This program will discuss the history of our healthcare system, the Affordable Care Act, and where we go from here. Many believe the US healthcare system is broken and needs fixing. Two health policy experts will discuss the issues, challenges, and opportunities.
Speakers:
Dr. Jonathan Gruber is the Ford Professor of Economics and the Chairman of the Economics Department at the Massachusetts Institute of Technology, where he has taught since 1992. He is also the former Director of the Health Care Program at the National Bureau of Economic Research, and the former President of the American Society of Health Economists and the Eastern Economics Association. He is a member of the Institute of Medicine, the American Academy of Arts and Sciences, the National Academy of Social Insurance, and the Econometric Society He has published more than 180 research articles, has edited six research volumes, and is the author of Public Finance and Public Policy, a leading undergraduate text in its 7th edition, Health Care Reform, a graphic novel, and Jump-Starting America: How Breakthrough Science Can Revive Economic Growth and the American Dream (with Simon Johnson). In 2006 he received the American Society of Health Economists Inaugural Medal for the best health economist in the nation aged 40 and under. During the 1997-1998 academic year, Dr. Gruber was on leave as Deputy Assistant Secretary for Economic Policy at the Treasury Department. From 2003-2006 he was a key architect of Massachusetts’ ambitious health reform effort, and in 2006 became an inaugural member of the Health Connector Board, the main implementing body for that effort. During 2009-2010 he served as a technical consultant to the Obama Administration and worked with both the Administration and Congress to help craft the Patient Protection and Affordable Care Act. In 2011 he was named “One of the Top 25 Most Innovative and Practical Thinkers of Our Time” by Slate Magazine. In both 2006 and 2012 he was rated as one of the top 100 most powerful people in health care in the United States by Modern Healthcare Magazine. In 2020 he received a Guggenheim Fellowship.

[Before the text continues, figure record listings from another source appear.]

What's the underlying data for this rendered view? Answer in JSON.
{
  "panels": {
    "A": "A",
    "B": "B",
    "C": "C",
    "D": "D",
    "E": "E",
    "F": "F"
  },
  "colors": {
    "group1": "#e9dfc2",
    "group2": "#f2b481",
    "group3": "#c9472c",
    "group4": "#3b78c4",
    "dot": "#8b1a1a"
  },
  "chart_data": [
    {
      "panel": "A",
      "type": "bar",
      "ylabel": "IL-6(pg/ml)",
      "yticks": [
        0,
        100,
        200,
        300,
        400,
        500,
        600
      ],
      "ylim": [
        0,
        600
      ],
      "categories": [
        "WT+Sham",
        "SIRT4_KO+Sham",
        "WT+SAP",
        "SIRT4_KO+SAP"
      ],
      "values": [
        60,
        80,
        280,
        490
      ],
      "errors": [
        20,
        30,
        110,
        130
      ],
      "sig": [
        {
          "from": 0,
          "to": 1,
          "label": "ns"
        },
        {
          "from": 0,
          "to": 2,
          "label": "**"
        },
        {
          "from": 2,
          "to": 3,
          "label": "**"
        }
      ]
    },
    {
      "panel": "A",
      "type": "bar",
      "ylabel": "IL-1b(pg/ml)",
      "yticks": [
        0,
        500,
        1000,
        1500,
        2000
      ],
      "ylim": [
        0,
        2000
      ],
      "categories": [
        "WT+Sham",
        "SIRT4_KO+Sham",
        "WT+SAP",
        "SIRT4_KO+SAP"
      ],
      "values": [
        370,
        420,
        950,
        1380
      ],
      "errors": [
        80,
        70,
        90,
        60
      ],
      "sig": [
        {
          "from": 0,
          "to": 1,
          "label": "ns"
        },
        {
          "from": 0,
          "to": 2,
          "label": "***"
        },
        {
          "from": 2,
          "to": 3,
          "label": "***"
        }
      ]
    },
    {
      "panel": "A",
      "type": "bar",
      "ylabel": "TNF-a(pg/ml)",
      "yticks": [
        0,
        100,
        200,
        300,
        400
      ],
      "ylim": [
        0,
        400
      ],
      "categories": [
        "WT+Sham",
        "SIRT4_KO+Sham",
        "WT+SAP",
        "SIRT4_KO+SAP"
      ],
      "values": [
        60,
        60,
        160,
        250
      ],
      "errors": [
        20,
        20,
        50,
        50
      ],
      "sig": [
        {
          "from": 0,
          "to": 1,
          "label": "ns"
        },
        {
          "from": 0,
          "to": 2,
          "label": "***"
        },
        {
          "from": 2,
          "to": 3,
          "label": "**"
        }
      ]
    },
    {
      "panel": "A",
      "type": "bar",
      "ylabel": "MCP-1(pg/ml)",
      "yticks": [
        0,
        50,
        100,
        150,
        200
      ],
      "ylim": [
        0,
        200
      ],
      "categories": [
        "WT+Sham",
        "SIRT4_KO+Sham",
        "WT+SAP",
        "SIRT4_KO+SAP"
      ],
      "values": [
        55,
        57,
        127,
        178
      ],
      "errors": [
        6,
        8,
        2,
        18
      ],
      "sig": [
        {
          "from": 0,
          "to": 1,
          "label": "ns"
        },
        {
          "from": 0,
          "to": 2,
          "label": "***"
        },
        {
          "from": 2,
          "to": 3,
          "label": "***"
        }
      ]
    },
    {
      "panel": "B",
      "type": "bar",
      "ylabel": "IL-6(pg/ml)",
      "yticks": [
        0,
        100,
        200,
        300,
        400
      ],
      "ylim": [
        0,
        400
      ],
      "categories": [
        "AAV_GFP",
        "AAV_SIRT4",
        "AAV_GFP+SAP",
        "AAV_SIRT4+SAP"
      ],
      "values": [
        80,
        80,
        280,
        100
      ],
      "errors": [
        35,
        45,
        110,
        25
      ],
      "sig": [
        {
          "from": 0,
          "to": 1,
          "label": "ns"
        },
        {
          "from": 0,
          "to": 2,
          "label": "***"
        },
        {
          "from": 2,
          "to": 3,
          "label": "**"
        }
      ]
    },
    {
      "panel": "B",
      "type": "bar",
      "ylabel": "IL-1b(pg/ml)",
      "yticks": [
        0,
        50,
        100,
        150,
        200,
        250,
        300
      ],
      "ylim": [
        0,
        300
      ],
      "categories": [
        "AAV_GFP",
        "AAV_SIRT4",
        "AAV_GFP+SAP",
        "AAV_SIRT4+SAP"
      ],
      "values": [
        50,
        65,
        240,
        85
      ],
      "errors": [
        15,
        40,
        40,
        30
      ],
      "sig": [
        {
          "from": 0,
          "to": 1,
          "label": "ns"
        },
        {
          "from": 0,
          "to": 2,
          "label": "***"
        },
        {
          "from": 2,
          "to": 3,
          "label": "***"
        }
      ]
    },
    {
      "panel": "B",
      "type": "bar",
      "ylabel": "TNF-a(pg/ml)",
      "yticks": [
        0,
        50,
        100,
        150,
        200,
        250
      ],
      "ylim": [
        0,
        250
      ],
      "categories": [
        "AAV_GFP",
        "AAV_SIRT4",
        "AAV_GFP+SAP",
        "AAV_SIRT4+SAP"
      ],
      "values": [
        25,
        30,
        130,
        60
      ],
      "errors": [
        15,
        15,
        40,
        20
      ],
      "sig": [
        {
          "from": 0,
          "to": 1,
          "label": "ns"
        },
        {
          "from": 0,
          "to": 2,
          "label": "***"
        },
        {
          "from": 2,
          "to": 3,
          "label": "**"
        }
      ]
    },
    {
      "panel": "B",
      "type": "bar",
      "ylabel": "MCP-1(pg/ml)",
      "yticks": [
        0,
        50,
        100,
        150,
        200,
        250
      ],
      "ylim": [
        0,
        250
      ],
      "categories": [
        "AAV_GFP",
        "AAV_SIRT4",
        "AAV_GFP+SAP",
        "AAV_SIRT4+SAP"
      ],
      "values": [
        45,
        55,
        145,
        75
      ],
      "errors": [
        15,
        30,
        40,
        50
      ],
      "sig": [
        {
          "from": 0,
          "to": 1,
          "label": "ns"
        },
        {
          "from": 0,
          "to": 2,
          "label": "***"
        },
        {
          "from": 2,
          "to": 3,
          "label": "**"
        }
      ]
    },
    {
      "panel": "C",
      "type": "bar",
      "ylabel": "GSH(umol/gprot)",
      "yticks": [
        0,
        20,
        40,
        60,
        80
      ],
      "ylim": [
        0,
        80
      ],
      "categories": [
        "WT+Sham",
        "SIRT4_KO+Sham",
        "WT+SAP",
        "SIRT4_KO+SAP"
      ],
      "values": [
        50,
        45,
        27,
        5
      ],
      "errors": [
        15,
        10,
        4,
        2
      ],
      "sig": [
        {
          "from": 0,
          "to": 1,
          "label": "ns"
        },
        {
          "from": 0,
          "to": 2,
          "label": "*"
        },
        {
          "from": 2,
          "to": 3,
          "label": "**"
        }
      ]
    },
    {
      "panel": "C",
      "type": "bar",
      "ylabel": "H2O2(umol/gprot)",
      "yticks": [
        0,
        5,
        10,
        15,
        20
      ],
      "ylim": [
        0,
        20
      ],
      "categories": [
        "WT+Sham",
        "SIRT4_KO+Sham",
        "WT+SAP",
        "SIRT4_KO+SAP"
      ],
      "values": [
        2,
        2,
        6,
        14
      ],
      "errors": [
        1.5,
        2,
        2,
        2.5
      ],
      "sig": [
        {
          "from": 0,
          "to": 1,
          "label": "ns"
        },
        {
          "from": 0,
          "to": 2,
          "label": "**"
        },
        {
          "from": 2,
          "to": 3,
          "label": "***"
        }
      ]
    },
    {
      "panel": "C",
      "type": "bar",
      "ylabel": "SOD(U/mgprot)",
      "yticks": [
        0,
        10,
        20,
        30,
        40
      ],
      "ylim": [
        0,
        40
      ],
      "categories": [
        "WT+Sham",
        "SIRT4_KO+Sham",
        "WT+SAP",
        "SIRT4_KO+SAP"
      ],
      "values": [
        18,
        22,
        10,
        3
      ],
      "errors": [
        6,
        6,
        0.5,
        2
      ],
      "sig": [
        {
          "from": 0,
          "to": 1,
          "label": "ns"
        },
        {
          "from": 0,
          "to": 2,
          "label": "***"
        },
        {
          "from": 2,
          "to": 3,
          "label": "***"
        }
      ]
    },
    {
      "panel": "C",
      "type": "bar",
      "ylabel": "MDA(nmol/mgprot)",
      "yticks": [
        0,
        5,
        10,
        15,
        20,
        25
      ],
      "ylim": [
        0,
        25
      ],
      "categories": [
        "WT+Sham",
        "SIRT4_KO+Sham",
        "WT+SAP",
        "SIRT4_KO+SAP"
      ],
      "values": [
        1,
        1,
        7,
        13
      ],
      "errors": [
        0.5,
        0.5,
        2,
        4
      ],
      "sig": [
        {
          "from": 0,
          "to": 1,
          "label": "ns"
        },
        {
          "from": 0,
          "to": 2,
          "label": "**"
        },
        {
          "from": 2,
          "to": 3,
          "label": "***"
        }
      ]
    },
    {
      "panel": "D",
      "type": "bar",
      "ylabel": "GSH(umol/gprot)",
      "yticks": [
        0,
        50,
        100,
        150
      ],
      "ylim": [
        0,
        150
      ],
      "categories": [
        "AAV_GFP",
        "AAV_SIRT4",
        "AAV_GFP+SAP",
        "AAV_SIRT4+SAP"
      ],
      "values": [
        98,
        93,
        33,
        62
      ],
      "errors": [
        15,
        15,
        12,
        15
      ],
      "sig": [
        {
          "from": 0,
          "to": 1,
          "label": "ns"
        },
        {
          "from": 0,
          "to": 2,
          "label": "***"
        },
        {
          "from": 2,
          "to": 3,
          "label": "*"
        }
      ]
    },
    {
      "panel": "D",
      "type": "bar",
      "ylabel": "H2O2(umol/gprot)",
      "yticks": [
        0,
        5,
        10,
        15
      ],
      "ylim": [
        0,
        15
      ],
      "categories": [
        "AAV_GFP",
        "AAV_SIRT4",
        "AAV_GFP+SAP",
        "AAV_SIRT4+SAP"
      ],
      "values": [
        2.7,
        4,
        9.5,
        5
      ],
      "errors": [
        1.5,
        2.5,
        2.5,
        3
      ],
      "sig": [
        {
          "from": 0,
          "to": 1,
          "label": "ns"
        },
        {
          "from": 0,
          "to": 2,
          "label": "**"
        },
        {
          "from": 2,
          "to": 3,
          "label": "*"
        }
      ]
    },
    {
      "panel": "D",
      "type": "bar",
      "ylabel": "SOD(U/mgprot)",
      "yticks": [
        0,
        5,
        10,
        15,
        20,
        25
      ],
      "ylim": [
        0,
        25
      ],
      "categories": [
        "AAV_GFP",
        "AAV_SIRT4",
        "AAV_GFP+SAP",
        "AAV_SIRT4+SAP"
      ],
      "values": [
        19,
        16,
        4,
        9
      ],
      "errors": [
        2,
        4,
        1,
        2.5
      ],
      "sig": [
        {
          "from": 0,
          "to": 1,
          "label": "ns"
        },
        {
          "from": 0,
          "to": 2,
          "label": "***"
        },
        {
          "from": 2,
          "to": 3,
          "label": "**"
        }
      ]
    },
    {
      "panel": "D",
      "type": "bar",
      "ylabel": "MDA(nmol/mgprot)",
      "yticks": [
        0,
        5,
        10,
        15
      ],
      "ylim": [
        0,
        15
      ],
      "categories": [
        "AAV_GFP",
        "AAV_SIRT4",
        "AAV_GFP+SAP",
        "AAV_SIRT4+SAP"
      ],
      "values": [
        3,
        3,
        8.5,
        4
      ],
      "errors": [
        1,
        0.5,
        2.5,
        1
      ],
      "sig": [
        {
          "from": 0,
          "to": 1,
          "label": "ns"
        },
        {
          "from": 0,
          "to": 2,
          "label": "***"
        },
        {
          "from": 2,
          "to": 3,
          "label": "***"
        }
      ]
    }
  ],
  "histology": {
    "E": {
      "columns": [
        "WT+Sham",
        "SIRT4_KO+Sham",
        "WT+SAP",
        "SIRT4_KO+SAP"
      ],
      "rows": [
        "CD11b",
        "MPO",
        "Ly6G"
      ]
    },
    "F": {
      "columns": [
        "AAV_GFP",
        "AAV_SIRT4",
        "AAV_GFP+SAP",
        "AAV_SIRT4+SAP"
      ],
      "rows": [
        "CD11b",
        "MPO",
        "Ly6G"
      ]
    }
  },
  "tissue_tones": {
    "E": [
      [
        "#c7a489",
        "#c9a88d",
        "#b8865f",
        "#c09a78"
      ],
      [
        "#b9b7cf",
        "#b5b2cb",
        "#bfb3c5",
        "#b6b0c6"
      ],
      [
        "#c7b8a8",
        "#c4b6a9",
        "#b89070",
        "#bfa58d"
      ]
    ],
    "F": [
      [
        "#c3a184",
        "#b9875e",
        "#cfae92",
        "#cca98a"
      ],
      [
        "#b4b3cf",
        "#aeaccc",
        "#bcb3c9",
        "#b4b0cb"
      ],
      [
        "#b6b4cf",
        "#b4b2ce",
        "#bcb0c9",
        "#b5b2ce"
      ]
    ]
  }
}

Joel Cantor, moderator/discussant, is a Distinguished Professor of Public Policy and the founding Director of the Center for State Health Policy at Rutgers University in New Brunswick, New Jersey. Established 1999, the Center is a leader in health policy research nationally, with a special focus on informing policy in New Jersey. Dr. Cantor has published widely on innovations in health service financing and delivery for high-need populations and the regulation of health insurance and services. He serves frequently as an advisor on health policy matters to New Jersey state government and was awarded the 2006 Rutgers University President’s Award for Research in Service to New Jersey. Dr. Cantor currently leads a study funded by the National Institutes of Health examining Medicaid service use and spending for people experiencing homelessness and evaluating the impact of Permanent Supportive Housing on racial/ethnic and rural disparities in Medicaid outcomes. He also leads the of the New Jersey Population Health Cohort Study, a major new investigation of the effects of enduring and emerging stressors on population health and health equity. Dr. Cantor received his doctorate in health policy and management from the Johns Hopkins University, School of Public Health in 1988.